A partir de conversas mantidas entre o bicheiro e o senador Demóstenes
Torres, a Polícia Federal firmou a convicção de que Cachoeira pretendia
ampliar seus negócios para além das fronteiras de Goiás e do Distrito
Federal. Um dos passos idealizados pelo grupo seria a transferência do
senador para o PMDB. Em um telefonema, Cachoeira faz essa recomendação e
diz que seria bom para o grupo que Demóstenes se aproximasse da
presidenta Dilma Rousseff. Fora de Goiás, no entanto, os negócios de
Cachoeira caminhavam para Tocantins. Em conversa gravada em abril de
2011, o bicheiro pede a Demóstenes que interceda junto ao ministro Luiz
Fux, do STF, para garantir a posse do ex-governador de Tocantins Marcelo
Miranda no Senado. Sua posse estava em julgamento, pois fora condenado
por abuso de poder político durante a campanha de 2006. “Ele é um cara
nosso”, disse Cachoeira. Demóstenes prometeu ajudar, mas Fux julgou
contra Miranda e na semana passada afirmou que nunca fora procurado por
Demóstenes para tratar desse caso. A decisão, no entanto, não atrapalhou
completamente a ação do grupo em Tocantins. Em uma conversa em maio de
2011 com o empresário Cláudio Abreu, na época diretor da Delta
Construções, o bicheiro diz que o secretário de Relações Institucionais
de Tocantins e filho do governador, Eduardo Siqueira Campos, apesar de
inimigo político de Miranda é amigo do grupo e afirma: “Foi ele quem
mandou dar o negócio lá para nós. A inspeção veicular em Tocantins.”

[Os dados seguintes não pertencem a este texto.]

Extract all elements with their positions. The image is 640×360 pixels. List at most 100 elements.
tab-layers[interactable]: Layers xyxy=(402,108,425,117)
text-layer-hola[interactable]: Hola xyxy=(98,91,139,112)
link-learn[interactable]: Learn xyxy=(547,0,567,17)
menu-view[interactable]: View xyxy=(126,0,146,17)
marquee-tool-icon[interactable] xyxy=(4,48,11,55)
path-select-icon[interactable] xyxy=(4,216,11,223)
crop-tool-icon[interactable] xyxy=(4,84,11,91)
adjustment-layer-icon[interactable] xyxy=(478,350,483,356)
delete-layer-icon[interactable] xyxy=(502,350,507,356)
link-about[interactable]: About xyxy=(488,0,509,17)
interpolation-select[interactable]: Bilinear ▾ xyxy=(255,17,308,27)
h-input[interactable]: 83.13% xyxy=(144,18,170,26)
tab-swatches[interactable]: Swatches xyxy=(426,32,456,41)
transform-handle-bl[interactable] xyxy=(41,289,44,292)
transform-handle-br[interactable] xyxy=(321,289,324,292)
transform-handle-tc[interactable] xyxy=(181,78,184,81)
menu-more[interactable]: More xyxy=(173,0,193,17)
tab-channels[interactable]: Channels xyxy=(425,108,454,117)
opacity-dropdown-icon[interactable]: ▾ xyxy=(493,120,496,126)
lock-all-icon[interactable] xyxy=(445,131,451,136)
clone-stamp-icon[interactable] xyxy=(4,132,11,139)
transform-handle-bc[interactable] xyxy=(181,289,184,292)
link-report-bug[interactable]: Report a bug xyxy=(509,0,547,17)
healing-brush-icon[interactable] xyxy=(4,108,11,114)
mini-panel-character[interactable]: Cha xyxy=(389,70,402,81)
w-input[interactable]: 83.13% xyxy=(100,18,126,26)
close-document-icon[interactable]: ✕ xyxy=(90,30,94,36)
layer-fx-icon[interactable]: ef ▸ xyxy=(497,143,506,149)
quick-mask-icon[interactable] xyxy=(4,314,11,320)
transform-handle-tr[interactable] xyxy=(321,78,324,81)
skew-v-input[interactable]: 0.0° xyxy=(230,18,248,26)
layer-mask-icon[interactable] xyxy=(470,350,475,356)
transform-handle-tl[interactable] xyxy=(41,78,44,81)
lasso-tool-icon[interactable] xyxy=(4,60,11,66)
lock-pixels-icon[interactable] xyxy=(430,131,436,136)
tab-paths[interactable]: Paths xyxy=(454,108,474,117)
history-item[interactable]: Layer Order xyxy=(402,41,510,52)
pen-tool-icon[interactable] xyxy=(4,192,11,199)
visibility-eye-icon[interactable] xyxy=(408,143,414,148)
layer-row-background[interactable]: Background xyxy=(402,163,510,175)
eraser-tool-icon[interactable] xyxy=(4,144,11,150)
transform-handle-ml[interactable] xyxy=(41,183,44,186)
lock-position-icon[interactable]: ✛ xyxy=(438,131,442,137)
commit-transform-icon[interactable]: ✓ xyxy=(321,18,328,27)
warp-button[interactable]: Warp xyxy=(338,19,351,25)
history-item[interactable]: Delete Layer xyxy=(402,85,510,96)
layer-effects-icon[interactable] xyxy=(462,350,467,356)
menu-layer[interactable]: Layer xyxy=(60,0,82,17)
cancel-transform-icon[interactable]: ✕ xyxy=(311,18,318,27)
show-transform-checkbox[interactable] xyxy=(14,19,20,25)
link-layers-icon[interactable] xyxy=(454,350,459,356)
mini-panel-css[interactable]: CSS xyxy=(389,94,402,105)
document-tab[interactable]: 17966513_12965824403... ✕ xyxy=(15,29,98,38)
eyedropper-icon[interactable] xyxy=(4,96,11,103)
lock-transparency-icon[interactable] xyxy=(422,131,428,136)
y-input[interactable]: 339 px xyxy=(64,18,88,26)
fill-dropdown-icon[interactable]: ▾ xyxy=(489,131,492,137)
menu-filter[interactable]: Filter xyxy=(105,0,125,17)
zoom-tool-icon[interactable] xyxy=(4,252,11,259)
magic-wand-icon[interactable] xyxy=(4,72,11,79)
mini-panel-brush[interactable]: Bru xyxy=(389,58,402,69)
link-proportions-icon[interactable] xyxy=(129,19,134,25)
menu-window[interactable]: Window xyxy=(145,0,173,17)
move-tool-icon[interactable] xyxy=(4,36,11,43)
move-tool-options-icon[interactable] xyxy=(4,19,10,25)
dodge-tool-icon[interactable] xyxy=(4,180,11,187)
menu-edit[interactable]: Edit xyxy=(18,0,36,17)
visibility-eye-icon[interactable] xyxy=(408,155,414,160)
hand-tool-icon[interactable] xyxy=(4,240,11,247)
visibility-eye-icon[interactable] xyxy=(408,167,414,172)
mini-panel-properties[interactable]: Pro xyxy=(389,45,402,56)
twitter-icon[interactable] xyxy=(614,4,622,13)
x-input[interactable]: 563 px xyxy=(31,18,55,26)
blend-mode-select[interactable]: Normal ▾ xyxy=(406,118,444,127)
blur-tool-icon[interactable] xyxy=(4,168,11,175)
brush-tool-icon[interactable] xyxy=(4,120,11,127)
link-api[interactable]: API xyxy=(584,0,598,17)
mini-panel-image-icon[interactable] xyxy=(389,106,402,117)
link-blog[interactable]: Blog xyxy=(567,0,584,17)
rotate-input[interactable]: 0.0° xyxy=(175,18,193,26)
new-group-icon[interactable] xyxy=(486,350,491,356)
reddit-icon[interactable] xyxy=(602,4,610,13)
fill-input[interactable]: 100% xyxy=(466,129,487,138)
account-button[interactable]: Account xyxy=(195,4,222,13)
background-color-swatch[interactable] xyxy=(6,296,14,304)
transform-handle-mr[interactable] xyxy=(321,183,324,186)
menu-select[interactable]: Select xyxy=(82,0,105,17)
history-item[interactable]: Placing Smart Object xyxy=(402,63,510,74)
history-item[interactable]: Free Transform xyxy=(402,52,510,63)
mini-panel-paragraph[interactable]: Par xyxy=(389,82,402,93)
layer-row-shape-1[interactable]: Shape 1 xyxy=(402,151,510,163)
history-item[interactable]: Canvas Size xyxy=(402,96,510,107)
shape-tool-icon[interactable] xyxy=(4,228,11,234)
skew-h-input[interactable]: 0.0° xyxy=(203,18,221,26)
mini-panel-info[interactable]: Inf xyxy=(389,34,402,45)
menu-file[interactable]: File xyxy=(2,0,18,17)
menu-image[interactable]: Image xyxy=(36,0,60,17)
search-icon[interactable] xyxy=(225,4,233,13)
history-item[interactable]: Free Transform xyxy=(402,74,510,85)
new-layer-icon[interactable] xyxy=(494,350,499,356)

Segundo as investigações da PF, ao lado de 38 pessoas não vinculadas
diretamente ao poder público, foram identificados 43 agentes públicos –
sendo seis delegados da polícia civil, 30 PMs, dois policiais federais e
um agente administrativo, além de um policial rodoviário federal – que
teriam participado do esquema comandado pelo contraventor. Por motivos
óbvios, a área de segurança pública era o foco de Cachoeira. Vale
lembrar que Demóstenes foi secretário de Segurança Pública do primeiro
governo de Perillo (1999-2002). No fim de 1999, ISTOÉ denunciou a
complacência do governo tucano com o jogo do bicho. Após a reportagem,
Demóstenes garantiu que faria uma operação limpeza no Estado. Hoje,
sabe-se que o então secretário limpou, sim, a área, mas para Carlinhos
Cachoeira, eliminando seus concorrentes.